Our optometrists are skilled in observing and testing the eyes and visual behaviours of people with autism because they are behavioural/developmental optometrists. They look beyond 20/20 vision and eye illness when evaluating and treating the eyes of children and people with autism. Many other key components of normal vision are assessed during the visual evaluation, including functional eye movements, eye teaming, eye tracking, visual processing, visual-spatial judgement, and central/peripheral vision.

They establish if the autistic person's vision is aiding or hindering his or her performance and growth through proper testing and observation, and, where necessary, provide the best visual treatments and/or therapies. If a vision evaluation reveals that the kid's visual skills are impeding progress, a vision therapy programme can be devised to help the child gain the necessary visual developmental skills. Prism and/or ambient lenses may be used as part of a vision treatment intervention in some instances.

Autistic people's eyes need to be tested by a professional, and vision therapy and/or yoked prism or ambient glasses can help a lot it is also known as the Autism eye test. Typical autistic behaviours related to the eyes, such as poor eye contact, looking through or beyond objects, extreme aversion to light, and unusual reactions to sight, are sometimes symptoms of untreated visual problems that can be effectively remediated with vision therapy and/or yoked prism lenses or ambient lenses.

Other autistic behaviours, such as a lack of reciprocal play, an extreme fear of heights, or a lack of appropriate fear of heights, may not appear to be directly related to the eyes, but they can be caused by undiagnosed visual problems that respond well to appropriate visual treatments and therapies. Individuals on the autism spectrum may benefit from vision treatment and/or prism/ambient lenses in certain situations.

A vision therapy intervention programme can be established to develop the missing or inadequate visual developmental abilities if our vision evaluation finds that the child's visual skills and development are a significant barrier to advancement. The improved visual developmental skills that arise can have a major impact on a variety of other behaviours and/or developmental or life skills that may appear unrelated to the eyes at first, such as anxiety, verbalization, and sociability. Optometric vision therapy is a popular form of sensory integration treatment since vision is our main or primary sense. Patients' vision rehabilitation regimens are tailored to their specific needs.

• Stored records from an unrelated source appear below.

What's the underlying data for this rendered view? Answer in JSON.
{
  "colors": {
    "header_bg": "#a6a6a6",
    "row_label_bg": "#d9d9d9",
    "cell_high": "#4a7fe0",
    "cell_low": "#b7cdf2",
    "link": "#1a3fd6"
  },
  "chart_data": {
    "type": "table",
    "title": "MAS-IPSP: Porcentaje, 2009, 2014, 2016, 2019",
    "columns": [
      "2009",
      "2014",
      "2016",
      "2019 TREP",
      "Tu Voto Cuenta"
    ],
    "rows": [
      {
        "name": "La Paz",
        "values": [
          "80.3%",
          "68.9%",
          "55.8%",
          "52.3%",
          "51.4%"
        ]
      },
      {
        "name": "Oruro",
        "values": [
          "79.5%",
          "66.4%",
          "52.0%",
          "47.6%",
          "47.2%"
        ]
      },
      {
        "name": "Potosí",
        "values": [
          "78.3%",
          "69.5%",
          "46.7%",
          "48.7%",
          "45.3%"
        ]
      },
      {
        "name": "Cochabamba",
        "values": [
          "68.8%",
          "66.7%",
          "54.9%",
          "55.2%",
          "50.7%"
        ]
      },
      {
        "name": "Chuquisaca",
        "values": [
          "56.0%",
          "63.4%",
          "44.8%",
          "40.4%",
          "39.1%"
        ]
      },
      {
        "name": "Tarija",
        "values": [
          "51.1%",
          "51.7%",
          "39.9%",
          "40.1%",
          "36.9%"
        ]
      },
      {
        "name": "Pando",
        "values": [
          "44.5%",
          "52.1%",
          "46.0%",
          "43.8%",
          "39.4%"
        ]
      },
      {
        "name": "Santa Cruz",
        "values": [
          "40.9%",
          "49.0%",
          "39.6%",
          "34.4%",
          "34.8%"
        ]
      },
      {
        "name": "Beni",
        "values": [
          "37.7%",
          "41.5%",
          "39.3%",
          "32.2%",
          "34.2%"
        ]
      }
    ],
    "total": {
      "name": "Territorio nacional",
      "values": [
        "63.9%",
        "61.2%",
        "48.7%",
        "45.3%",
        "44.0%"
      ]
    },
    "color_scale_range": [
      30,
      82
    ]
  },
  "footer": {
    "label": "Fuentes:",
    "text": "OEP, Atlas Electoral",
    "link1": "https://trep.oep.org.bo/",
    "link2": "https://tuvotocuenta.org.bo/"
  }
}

Most children and adults with autism and/or developmental impairments do not make sufficient use of their eyesight and may face difficulty walking straight. Visual perceptions of their own or others' bodies moving in space, or even other objects moving around them, can cause anxiety, bewilderment, or anguish in autistic persons. The fragmented, confusing, or overwhelming visual perceptions of autistic people can cause unpleasant reactions in a variety of ways and environments...and not just for them.